Friday, May 2, 2008

Untwisting

It's so funny the twists and turns life takes.  It's funny to even know that's coming from me, the person I know who's had the least normalcy in my life.  Life has changed on me without my consent so many times over the last 10 years.  That being said, I am who I am today because life wasn't normal.  I am who I am because the floor was pulled out from under me at a young age, and I had to trust God that there was ground beneath me.  Now that I'm older, and things are changing as much as ever, I'm a lot more set in my ways.  I find myself clinging to areas of my life that I've never even liked, just because it's what I've known.  My dysfunctional world seemed to somehow be a comfort to me.

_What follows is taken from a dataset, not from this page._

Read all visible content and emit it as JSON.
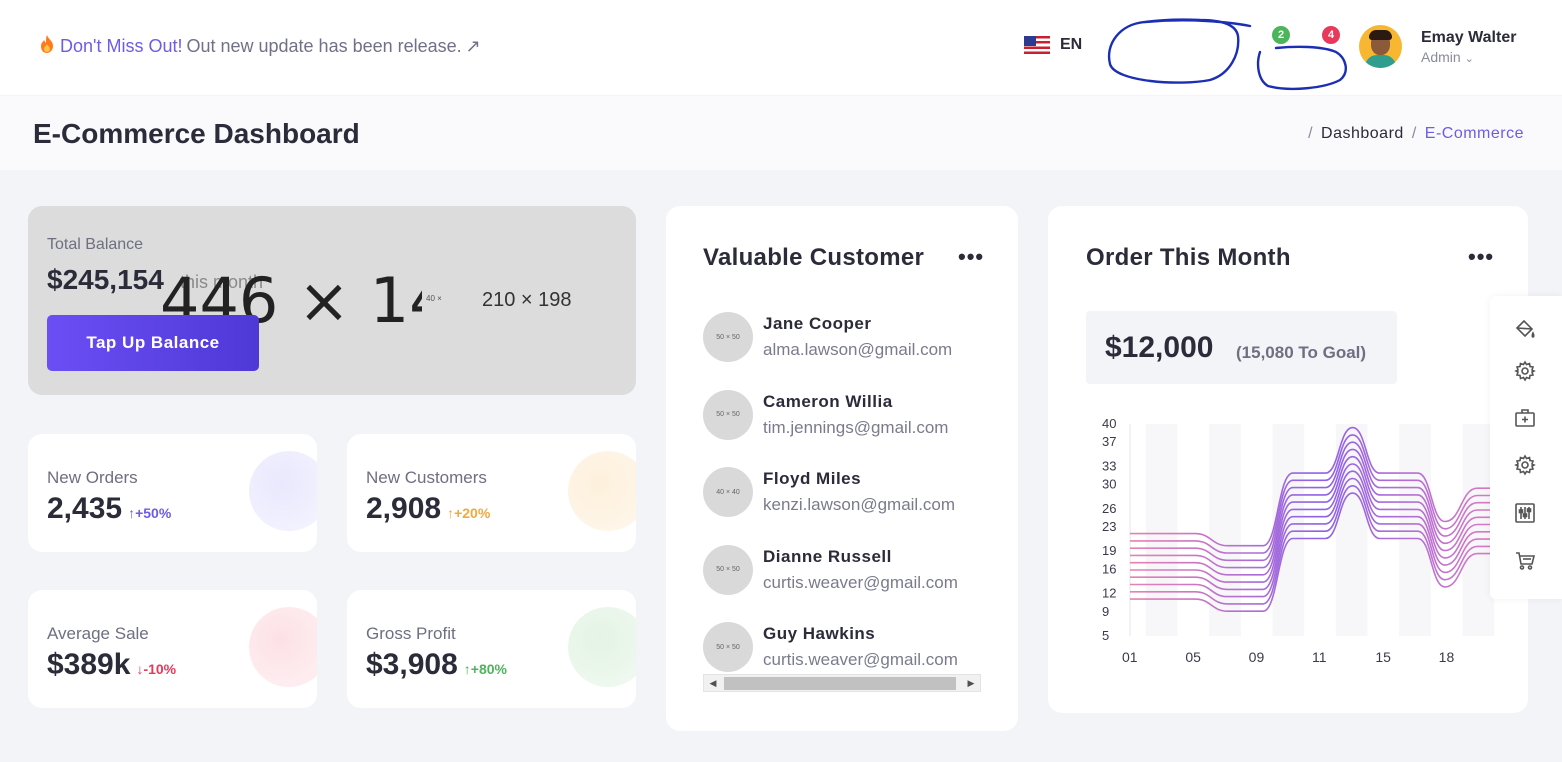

God is cleaning my life out.  Sure, the way it's been happening probably hasn't been all in the way He would have chosen, but people choose the path they take.  I'm realizing how much the adversity of women in my life has served as a crutch, somehow.  The fact that both sought out and capitalized on my weak points made me feel like a victim that was doing great just to achieve normalcy; but really it made me feel like it was okay if I fell short because the odds were against me.  I'm proud to say that's not the role that my Mom plays in my life anymore, and the other is no longer part of the family. So now I'm left here with this raw, unexcused version of myself.  No excuse to be a victim, or to be any less than my goal.  Forced to face my insecurities and wondering why I still find myself seeking approval from people who may never give it.  Life and love are real, and messy.  Some of us are born into dysfunction and some choose it, but we have a choice.  With me, I took pride in the fact that I was better off than I was expected to be; but wore my experience like I was a martyr of sorts.

I’m learning not to let my heart rest in the care of those who don’t value it, or let anyone have power over me by way of unforgiveness or a victim mentality.  No entitlement because of my past. In making that decision, I find that I have enough love left to love family like family should be loved.  I have enough to give.  I am able to really know what it's like to work through things, and no longer live in the paralyzing fear of losing.  Good things come and go, and are for a season, and hurt when they don’t go as we feel they should... but that’s life.  Live it, and embrace the seasons.  Don’t be afraid to open your heart because of how it’s hurt you in the past.  You will be hurt again, but to choose emptiness over a life of love and pain hurts you more than anyone else.

I’m working on reversing my fear of hurt.  Undoing the years of losing my identity in the quest for love and acceptance.  Being confident in who I am.  Loving like I don’t know what kind of pain that can bring, and not blaming myself when it doesn’t work.  Finding my identity in the only real, perfect Love there is... really takes the pressure off of the other relationships.  If your identity is found in Jesus, no one else can break you.